Che cosa fare? La prima operazione che consiglio è di scegliere un bravo maestro per il coro, preparato liturgicamente, musicalmente e umanamente. La presenza di un vero leader è indispensabile per far crescere un coro di dilettanti; sarà lui il motore propulsore del gruppo. Non bisogna dimenticare che il coro è formato da persone di età e cultura diverse, di differenti personalità, perciò il direttore dovrà creare un gruppo ben unito e amalgamato.

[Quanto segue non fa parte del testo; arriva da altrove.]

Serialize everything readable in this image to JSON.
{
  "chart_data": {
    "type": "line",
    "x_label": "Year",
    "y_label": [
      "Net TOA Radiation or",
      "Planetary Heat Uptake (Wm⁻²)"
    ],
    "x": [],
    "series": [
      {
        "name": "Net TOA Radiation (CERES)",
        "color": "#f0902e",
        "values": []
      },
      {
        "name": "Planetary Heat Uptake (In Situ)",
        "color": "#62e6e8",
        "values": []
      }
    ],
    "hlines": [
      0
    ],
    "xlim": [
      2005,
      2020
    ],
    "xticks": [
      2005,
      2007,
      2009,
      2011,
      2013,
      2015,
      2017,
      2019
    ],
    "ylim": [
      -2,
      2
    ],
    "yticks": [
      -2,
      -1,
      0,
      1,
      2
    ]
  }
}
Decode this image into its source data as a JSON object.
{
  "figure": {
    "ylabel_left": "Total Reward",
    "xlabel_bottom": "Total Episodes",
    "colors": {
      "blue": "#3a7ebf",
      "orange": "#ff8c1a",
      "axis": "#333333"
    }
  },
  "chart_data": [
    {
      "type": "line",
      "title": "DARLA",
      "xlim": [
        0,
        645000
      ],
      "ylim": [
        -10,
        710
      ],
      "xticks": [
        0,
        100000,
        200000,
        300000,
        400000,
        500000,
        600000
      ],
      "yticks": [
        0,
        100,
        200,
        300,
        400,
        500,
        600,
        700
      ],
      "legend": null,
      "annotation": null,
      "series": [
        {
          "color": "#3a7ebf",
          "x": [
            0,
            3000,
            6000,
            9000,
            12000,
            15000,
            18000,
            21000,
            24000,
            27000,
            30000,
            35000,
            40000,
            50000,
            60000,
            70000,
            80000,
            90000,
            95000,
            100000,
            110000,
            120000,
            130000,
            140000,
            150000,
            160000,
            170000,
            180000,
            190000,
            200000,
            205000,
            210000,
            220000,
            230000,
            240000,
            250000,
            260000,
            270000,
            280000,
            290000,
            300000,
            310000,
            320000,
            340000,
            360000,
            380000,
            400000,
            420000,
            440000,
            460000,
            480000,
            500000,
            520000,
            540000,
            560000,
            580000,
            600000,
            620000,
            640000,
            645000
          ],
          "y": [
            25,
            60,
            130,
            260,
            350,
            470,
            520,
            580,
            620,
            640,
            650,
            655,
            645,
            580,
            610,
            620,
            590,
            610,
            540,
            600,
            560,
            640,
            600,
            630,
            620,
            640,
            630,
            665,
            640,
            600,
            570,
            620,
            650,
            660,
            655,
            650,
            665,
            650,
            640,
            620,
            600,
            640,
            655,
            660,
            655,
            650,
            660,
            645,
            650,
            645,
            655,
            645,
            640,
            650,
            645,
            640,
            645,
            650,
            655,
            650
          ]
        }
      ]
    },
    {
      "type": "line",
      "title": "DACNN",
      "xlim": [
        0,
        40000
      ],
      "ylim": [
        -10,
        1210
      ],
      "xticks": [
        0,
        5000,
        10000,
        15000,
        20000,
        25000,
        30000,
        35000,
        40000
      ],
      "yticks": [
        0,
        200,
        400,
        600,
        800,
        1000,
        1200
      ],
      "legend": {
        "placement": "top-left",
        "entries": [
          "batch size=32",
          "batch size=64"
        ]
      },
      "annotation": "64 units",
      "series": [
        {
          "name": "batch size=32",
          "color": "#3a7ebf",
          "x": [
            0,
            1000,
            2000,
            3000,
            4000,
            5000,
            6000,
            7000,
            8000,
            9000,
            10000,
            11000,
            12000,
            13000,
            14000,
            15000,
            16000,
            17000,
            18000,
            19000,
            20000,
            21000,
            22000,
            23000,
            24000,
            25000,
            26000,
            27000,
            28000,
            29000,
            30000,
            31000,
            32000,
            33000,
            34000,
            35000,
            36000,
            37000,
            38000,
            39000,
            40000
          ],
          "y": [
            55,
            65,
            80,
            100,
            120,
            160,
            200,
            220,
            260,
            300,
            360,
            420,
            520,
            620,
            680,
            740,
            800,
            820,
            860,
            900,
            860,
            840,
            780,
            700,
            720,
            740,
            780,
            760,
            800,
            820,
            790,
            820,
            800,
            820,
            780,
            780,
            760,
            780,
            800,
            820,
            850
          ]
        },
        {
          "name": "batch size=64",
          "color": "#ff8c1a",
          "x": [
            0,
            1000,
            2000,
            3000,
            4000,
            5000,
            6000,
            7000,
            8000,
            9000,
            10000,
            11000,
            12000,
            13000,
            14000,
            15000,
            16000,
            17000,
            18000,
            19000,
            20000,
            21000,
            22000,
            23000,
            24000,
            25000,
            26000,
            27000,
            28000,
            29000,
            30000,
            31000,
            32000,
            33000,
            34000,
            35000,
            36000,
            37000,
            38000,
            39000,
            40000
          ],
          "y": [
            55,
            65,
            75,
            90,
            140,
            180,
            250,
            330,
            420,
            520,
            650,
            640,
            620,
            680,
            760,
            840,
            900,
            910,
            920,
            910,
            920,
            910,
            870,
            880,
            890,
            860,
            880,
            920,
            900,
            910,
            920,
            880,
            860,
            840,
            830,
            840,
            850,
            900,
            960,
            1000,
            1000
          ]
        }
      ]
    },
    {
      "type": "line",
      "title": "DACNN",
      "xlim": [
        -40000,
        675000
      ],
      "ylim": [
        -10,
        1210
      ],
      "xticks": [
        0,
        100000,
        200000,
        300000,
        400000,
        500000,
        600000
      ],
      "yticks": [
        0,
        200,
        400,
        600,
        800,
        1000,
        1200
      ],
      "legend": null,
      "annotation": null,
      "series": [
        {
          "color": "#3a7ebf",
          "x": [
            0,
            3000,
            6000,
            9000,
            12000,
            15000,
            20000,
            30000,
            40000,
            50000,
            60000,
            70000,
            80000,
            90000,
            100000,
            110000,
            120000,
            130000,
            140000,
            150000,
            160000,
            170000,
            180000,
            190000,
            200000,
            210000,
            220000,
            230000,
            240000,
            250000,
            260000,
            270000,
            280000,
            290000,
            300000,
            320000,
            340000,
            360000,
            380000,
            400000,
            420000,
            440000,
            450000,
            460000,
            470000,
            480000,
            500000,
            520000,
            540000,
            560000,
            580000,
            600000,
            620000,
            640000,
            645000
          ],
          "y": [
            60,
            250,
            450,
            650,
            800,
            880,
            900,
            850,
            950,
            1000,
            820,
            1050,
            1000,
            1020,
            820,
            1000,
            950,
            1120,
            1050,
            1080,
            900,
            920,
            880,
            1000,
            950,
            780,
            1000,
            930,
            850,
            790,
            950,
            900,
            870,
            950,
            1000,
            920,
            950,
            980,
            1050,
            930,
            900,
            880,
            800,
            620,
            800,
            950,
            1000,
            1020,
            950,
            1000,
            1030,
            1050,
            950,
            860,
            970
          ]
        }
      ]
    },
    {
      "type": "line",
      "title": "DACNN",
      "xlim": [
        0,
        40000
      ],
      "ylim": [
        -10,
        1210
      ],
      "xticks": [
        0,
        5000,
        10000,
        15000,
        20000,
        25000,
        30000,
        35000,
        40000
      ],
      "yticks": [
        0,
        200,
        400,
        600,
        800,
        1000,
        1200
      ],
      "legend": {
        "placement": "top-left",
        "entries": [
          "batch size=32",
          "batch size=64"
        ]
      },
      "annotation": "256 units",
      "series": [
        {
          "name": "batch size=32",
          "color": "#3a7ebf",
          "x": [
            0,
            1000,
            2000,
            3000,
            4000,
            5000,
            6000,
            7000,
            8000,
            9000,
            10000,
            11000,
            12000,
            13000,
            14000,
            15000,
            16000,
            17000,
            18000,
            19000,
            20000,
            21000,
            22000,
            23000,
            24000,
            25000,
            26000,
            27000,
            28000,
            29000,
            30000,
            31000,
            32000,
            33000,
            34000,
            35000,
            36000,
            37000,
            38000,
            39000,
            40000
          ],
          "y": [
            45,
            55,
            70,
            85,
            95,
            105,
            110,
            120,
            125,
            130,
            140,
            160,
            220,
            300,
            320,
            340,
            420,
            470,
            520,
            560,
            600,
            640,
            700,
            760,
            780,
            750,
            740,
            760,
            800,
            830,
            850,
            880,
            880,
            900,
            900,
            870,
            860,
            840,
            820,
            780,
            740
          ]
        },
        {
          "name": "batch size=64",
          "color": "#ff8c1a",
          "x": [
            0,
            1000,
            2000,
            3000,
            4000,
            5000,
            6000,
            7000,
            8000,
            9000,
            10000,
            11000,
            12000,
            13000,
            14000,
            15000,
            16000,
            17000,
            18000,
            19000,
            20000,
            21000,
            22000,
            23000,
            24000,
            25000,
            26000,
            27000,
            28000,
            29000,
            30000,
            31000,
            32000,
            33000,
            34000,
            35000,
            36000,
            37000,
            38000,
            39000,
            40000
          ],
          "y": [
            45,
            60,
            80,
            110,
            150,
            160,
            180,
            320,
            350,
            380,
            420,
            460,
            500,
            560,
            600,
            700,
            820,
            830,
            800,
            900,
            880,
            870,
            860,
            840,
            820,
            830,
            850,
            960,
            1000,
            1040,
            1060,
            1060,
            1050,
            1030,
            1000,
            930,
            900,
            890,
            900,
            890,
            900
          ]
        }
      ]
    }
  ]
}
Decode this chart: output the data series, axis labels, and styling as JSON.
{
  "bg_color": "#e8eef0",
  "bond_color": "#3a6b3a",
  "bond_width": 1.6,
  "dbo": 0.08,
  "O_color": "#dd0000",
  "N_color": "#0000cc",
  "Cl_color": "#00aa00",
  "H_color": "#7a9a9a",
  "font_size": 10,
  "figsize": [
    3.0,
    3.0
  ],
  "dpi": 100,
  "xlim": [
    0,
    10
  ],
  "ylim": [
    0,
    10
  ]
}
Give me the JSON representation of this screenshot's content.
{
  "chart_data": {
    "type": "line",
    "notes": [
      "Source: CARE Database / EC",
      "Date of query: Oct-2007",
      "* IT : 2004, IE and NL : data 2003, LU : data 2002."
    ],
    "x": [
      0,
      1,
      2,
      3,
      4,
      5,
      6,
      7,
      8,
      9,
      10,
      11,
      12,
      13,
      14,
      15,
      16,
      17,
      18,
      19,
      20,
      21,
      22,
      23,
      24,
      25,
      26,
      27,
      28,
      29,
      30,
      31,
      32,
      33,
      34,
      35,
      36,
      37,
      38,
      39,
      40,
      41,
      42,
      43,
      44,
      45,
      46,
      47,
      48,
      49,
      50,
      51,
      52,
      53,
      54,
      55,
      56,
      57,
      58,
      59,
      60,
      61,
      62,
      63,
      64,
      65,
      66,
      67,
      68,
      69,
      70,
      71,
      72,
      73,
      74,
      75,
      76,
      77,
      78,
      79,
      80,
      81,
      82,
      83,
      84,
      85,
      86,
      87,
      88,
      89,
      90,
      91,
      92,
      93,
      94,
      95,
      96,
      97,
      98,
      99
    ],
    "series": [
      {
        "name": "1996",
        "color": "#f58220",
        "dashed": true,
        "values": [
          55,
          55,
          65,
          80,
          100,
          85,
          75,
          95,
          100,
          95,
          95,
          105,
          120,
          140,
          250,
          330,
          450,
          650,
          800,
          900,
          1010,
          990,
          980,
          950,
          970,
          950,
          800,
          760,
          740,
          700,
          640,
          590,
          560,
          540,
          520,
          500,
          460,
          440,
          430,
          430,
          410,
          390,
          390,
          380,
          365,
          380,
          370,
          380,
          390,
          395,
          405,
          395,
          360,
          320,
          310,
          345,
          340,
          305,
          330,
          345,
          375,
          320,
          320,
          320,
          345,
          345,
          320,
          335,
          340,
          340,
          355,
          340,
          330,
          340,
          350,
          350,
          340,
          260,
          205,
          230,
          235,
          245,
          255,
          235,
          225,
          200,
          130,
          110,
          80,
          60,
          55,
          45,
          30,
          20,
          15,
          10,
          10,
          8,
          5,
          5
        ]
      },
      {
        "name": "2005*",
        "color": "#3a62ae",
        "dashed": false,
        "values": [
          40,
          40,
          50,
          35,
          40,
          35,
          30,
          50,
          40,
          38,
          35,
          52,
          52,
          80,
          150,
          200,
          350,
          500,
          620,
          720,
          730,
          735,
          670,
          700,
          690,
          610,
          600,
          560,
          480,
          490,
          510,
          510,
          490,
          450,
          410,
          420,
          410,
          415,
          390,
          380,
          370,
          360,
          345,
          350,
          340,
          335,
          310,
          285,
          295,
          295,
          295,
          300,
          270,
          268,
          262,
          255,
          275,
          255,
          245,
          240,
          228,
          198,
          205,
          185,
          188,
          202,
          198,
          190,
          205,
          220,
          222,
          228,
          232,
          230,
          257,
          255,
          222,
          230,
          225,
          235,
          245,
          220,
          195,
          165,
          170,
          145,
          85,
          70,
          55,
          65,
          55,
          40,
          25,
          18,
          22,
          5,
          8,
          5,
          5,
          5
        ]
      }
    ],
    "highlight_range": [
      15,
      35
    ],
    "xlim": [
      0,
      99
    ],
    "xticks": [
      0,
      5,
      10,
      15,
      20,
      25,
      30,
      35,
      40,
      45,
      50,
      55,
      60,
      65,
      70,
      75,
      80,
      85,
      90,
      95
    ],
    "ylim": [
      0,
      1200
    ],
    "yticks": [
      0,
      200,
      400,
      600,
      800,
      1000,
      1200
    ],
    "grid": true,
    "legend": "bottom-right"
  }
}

Preparare le prove scegliendo il repertorio più adatto, nel rispetto innanzitutto della celebrazione e poi tenendo conto della preparazione dei coristi. Far crescere il coro sia vocalmente che nei rapporti umani; superare gli inevitabili momenti di frizione o di stanchezza; offrire momenti di svago e di incontri comunitari; insomma il coro è un gruppo che nasce, cresce, si sviluppa, e può morire se non è ben seguito.
Mi piace riportare la regola delle tre preposizioni, elaborata da Michel Veuthey nel suo libro Il coro cuore dell’assemblea; la prima regola è quella di cantare nell’assemblea. Finalmente abbiamo scoperto che il coro fa parte dell’assemblea, non è un complemento estetico o esteriore; non è un’altra realtà aggiunta e giustapposta, ma vive nell’assemblea; pertanto anche la posizione del coro dovrà evidenziare questa esigenza. Un vero coro liturgico canta con l’assemblea; è la situazione comune presente nel rito sacro. Sostenere, alternarsi, dialogare, sono tutte funzioni che un coro liturgico deve praticare come punto di partenza del proprio servizio. Infine il coro canta per l’assemblea; ciò significa produrre musica di ascolto, brani del repertorio classico che ben si inseriscono in alcuni momenti particolari (offertorio, dopo comunione, finale). Si desume allora che anche il coro, come gli altri ministri, svolge un compito ministeriale all’interno della celebrazione. Se non si comprende e non si accetta questa nuova realtà, scaturita dal Vaticano II, non ci sarà alcun progresso nell’animazione musicale e la celebrazione sarà privata di un elemento importante e indispensabile.
Come sempre, le parole semplici, chiare e profonde di papa Benedetto XVI, chiariscono i concetti che abbiamo sopra espresso: «Mi è venuta in mente una parola di sant’Agostino che dice cantare amantis est. Fonte del canto è l’amore [...]. L’educazione al canto, a cantare in coro, non è solo un esercizio dell’udito esteriore e della voce; è anche un’educazione dell’udito interiore, l’udito del cuore, un esercizio e un’educazione alla vita e alla pace. Cantare insieme, in coro, e tutti i cori insieme, esige attenzione all’altro, attenzione al compositore, attenzione al maestro, attenzione a questa totalità che chiamiamo musica e cultura e, in tal modo, cantare in coro è un’educazione alla pace, un camminare insieme”.